Turkish Lira Plunges As Funding Costs Tumble, Shorts Pounce

Commenting on recent gyrations in the Turkish currency, Rabobank’s Michael Every writes that the lira ended Monday’s volatile session on the firm footing appreciating more than 1% versus the dollar as the market continued to digest the outcome of local elections held on Sunday and tried to assess potential implications of Turkey’s biggest cities voting against President Erdogan’s AKP candidates.

That said, Every notes that he “would be careful trying to read too much into the price action in USD/TRY witnessed on Monday. Lira’s liquidity in the offshore market remains tight as reflected in the overnight swap rate sharply again to more than 300% on the day” and adds that “essentially, it is not a properly functioning market.

As a result, investors who are concerned that the Erdogan administration may turn towards populist measures – instead of prudent policies to rebalance the economy – find it prohibitively expensive to short the lira. Every concludes that “unless the overnight swap rate falls back to the levels seen before the credit crunch, i.e. around 24%, any lira’s recovery should be taken with a pinch of salt.”

Well, that’s precisely what happened on Tuesday, when the Turkish lira’s overnight funding costs tumbled once again as it has become prohibitive difficult for the central bank to continue its vendetta against the shorts, with the rate plunging from over 300% to just over 18%, below levels seen during the credit crunch, and in fact below the central bank’s prevailing rate corridor.

As a reminder, last week the overnight swap rate gyrated wildly as a result of measures designed to curb short-sellers before this weekend’s local elections drove it to a high of more than 1,300% as liquidity in the offshore market evaporated.

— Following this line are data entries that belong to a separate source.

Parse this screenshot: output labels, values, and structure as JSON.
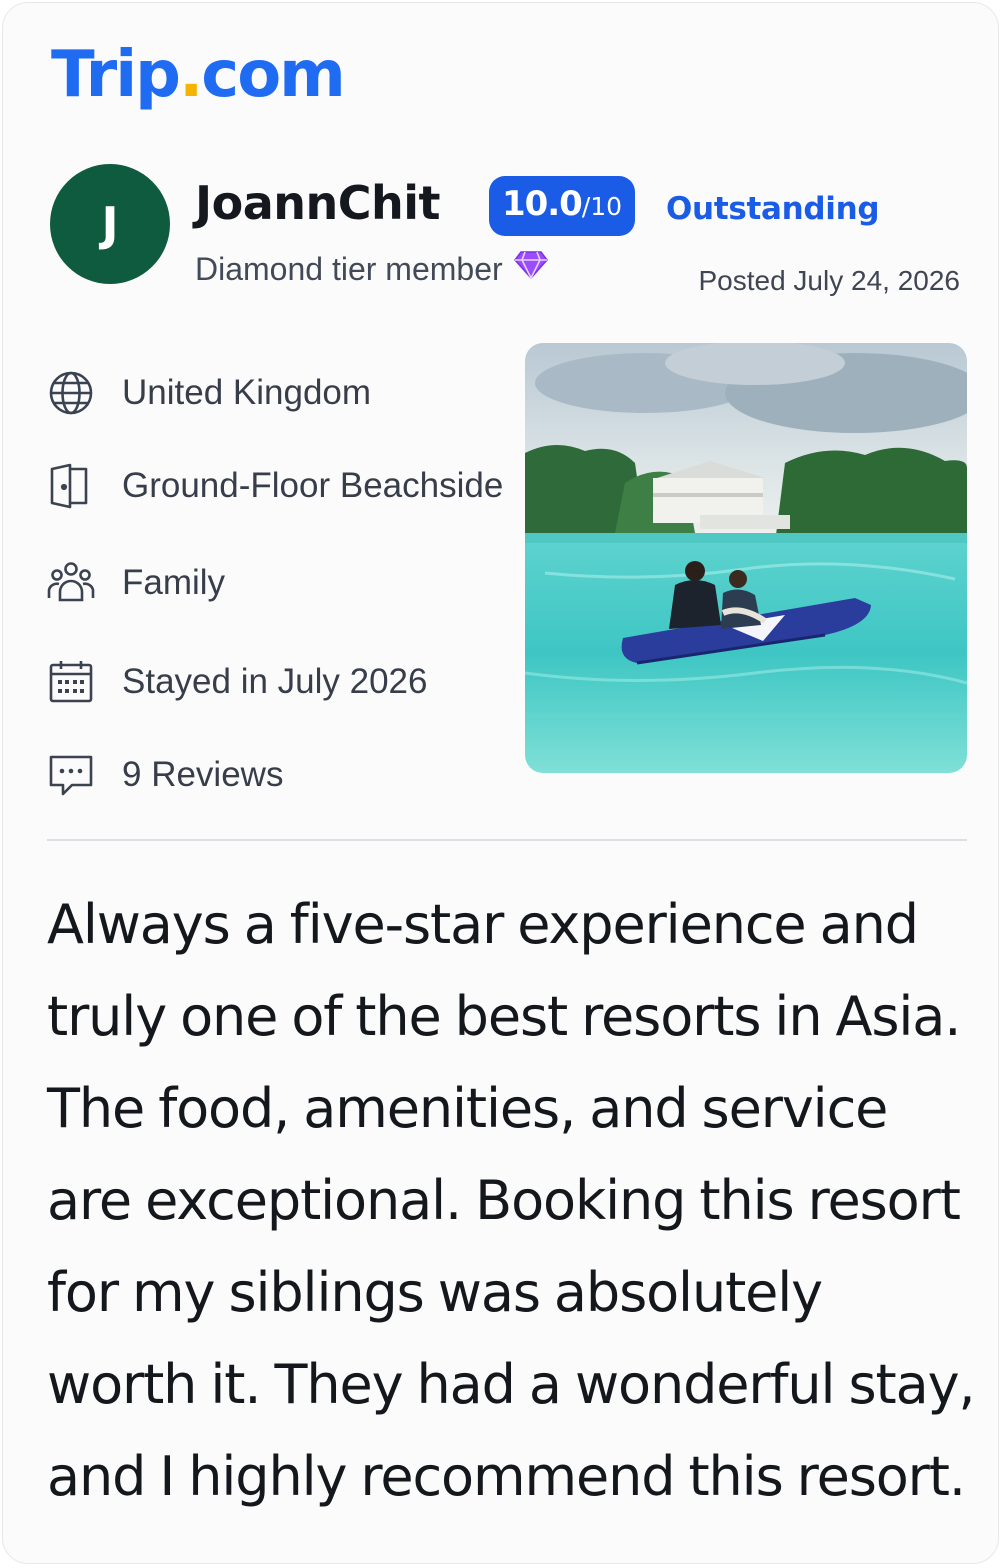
{
  "brand": {
    "logo_main": "Trip",
    "logo_dot": ".",
    "logo_suffix": "com",
    "accent": "#1f6cf3",
    "dot_color": "#f5b400"
  },
  "reviewer": {
    "initial": "J",
    "avatar_color": "#0f5b3f",
    "name": "JoannChit",
    "tier": "Diamond tier member",
    "tier_icon": "diamond-icon"
  },
  "rating": {
    "score": "10.0",
    "max": "/10",
    "label": "Outstanding",
    "badge_color": "#1a5ce6"
  },
  "posted": "Posted July 24, 2026",
  "details": [
    {
      "icon": "globe-icon",
      "text": "United Kingdom"
    },
    {
      "icon": "door-icon",
      "text": "Ground-Floor Beachside"
    },
    {
      "icon": "group-icon",
      "text": "Family"
    },
    {
      "icon": "calendar-icon",
      "text": "Stayed in July 2026"
    },
    {
      "icon": "chat-icon",
      "text": "9 Reviews"
    }
  ],
  "review_text": "Always a five-star experience and truly one of the best resorts in Asia. The food, amenities, and service are exceptional. Booking this resort for my siblings was absolutely worth it. They had a wonderful stay, and I highly recommend this resort."
}
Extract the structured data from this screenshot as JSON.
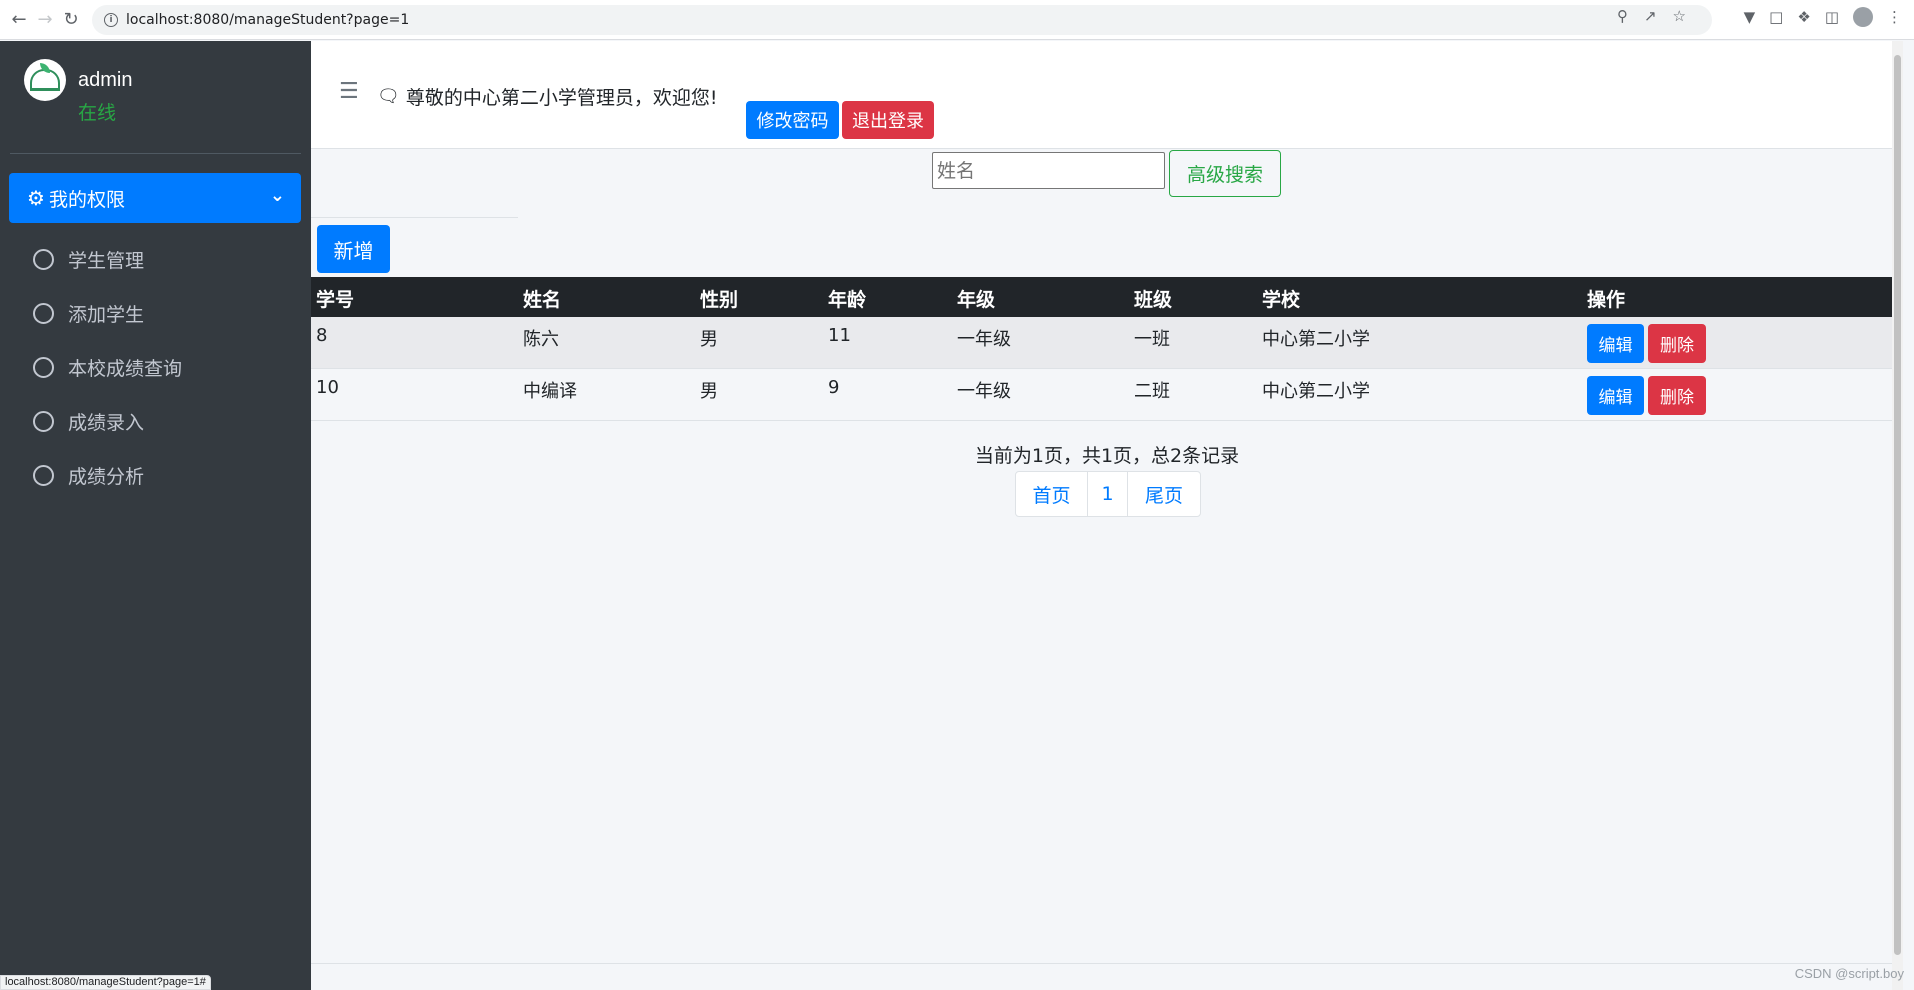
{
  "browser": {
    "url": "localhost:8080/manageStudent?page=1",
    "status_url": "localhost:8080/manageStudent?page=1#"
  },
  "sidebar": {
    "user_name": "admin",
    "user_status": "在线",
    "menu_title": "我的权限",
    "items": [
      {
        "label": "学生管理"
      },
      {
        "label": "添加学生"
      },
      {
        "label": "本校成绩查询"
      },
      {
        "label": "成绩录入"
      },
      {
        "label": "成绩分析"
      }
    ]
  },
  "header": {
    "welcome": "尊敬的中心第二小学管理员，欢迎您!",
    "change_password": "修改密码",
    "logout": "退出登录"
  },
  "search": {
    "placeholder": "姓名",
    "button": "高级搜索"
  },
  "toolbar": {
    "add_label": "新增"
  },
  "table": {
    "columns": [
      "学号",
      "姓名",
      "性别",
      "年龄",
      "年级",
      "班级",
      "学校",
      "操作"
    ],
    "rows": [
      {
        "id": "8",
        "name": "陈六",
        "gender": "男",
        "age": "11",
        "grade": "一年级",
        "class": "一班",
        "school": "中心第二小学"
      },
      {
        "id": "10",
        "name": "中编译",
        "gender": "男",
        "age": "9",
        "grade": "一年级",
        "class": "二班",
        "school": "中心第二小学"
      }
    ],
    "edit_label": "编辑",
    "delete_label": "删除"
  },
  "pagination": {
    "info": "当前为1页，共1页，总2条记录",
    "first": "首页",
    "current": "1",
    "last": "尾页"
  },
  "watermark": "CSDN @script.boy",
  "colors": {
    "primary": "#007bff",
    "danger": "#dc3545",
    "success": "#28a745",
    "sidebar_bg": "#343a40",
    "table_head": "#212529"
  }
}
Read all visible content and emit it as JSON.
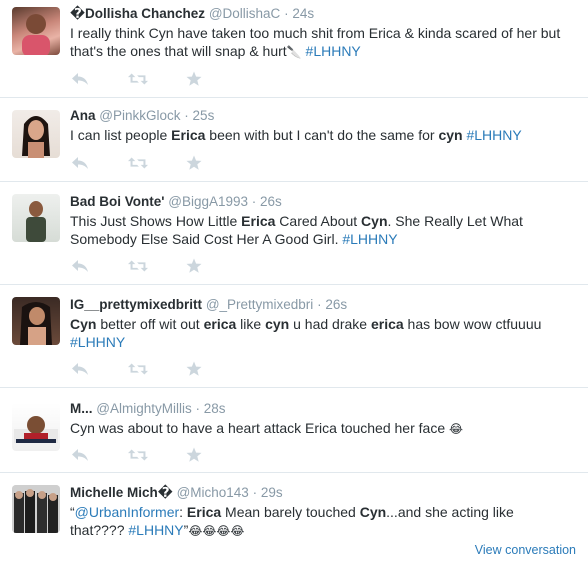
{
  "tweets": [
    {
      "fullname": "�Dollisha Chanchez",
      "username": "@DollishaC",
      "time": "24s",
      "segments": [
        {
          "t": "I really think Cyn have taken too much shit from Erica & kinda scared of her but that's the ones that will snap & hurt"
        },
        {
          "t": "🔪",
          "k": "emoji"
        },
        {
          "t": " "
        },
        {
          "t": "#LHHNY",
          "k": "hashtag"
        }
      ]
    },
    {
      "fullname": "Ana",
      "username": "@PinkkGlock",
      "time": "25s",
      "segments": [
        {
          "t": "I can list people "
        },
        {
          "t": "Erica",
          "k": "b"
        },
        {
          "t": " been with but I can't do the same for "
        },
        {
          "t": "cyn",
          "k": "b"
        },
        {
          "t": " "
        },
        {
          "t": "#LHHNY",
          "k": "hashtag"
        }
      ]
    },
    {
      "fullname": "Bad Boi Vonte'",
      "username": "@BiggA1993",
      "time": "26s",
      "segments": [
        {
          "t": "This Just Shows How Little "
        },
        {
          "t": "Erica",
          "k": "b"
        },
        {
          "t": " Cared About "
        },
        {
          "t": "Cyn",
          "k": "b"
        },
        {
          "t": ". She Really Let What Somebody Else Said Cost Her A Good Girl. "
        },
        {
          "t": "#LHHNY",
          "k": "hashtag"
        }
      ]
    },
    {
      "fullname": "IG__prettymixedbritt",
      "username": "@_Prettymixedbri",
      "time": "26s",
      "segments": [
        {
          "t": "Cyn",
          "k": "b"
        },
        {
          "t": " better off wit out "
        },
        {
          "t": "erica",
          "k": "b"
        },
        {
          "t": " like "
        },
        {
          "t": "cyn",
          "k": "b"
        },
        {
          "t": " u had drake "
        },
        {
          "t": "erica",
          "k": "b"
        },
        {
          "t": " has bow wow ctfuuuu "
        },
        {
          "t": "#LHHNY",
          "k": "hashtag"
        }
      ]
    },
    {
      "fullname": "M...",
      "username": "@AlmightyMillis",
      "time": "28s",
      "segments": [
        {
          "t": "Cyn was about to have a heart attack Erica touched her face "
        },
        {
          "t": "😂",
          "k": "emoji"
        }
      ]
    },
    {
      "fullname": "Michelle Mich�",
      "username": "@Micho143",
      "time": "29s",
      "segments": [
        {
          "t": "“"
        },
        {
          "t": "@UrbanInformer",
          "k": "mention"
        },
        {
          "t": ": "
        },
        {
          "t": "Erica",
          "k": "b"
        },
        {
          "t": " Mean barely touched "
        },
        {
          "t": "Cyn",
          "k": "b"
        },
        {
          "t": "...and she acting like that???? "
        },
        {
          "t": "#LHHNY",
          "k": "hashtag"
        },
        {
          "t": "”"
        },
        {
          "t": "😂😂😂😂",
          "k": "emoji"
        }
      ],
      "view_conversation": "View conversation"
    }
  ],
  "separator": "·",
  "icons": {
    "reply": "reply-icon",
    "retweet": "retweet-icon",
    "favorite": "star-icon"
  },
  "colors": {
    "link": "#2b7bb9",
    "meta": "#8899a6",
    "icon": "#ccd6dd",
    "border": "#e1e8ed"
  }
}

As a result, with local banks keeping a lid on lira funding, foreign investors were forced to access the currency by selling holdings of Turkish bonds and equities, resulting in a crash in local capital markets.

Of course, as discussed before, Erdogan’s play to punish lira shorts cut both ways, as the swap market is one of the biggest sources of Turkish lira funding for money managers trading the nation’s assets and the squeeze didn’t just cripple investors trying to bet against the currency, but also those who had sold dollars and bought liras. That’s because many of them had then lent out the local currency via short-term swaps to benefit from a juicy interest rate, then suddenly found themselves unable to get the funding needed to reverse the trades.

As a result, last week’s punishing short squeeze ended up hurting longs just as much as longs, but worst of all, it has crippled foreign investor confidence in the country’s capital markets, which is a major problem for Turkey which for years has been overly reliant on offshore capital to fund its current account gap.

As a reminder, two weeks ago, the most severe bout of market turmoil since Turkey’s August crisis was triggered after a plunge in central bank reserves and a recommendation to short the currency by JPMorgan sent the lira down more than 5%. As Bloomberg wrote at the time, that raised concerns that the money that had poured Turkey to take advantage of the central bank’s 24% benchmark rate would flee.

In any case, it appears that Erdogan’s experiment in currency micro management has ended with a thud, and after spooking shorts, they were back with a vengeance on Tuesday, then the Turkish lira tumbled more than 3% to session low of 5.6806 before fractionally trimming its drop.

And while traders curious just how much further the Turkish lira will fall if indeed Erdogan’s crusade against shorts is now over, one hints comes from Turkey’s CDS, which have historically tracked the USDTRY almost perfectly, and which would imply a fair value somewhere close to 6.00…

… which while quite bad, and in line with JPMorgan’s infamous 5.90 USDTRY reco, is still a ways away from the recent TD recent price target of north of 7.00.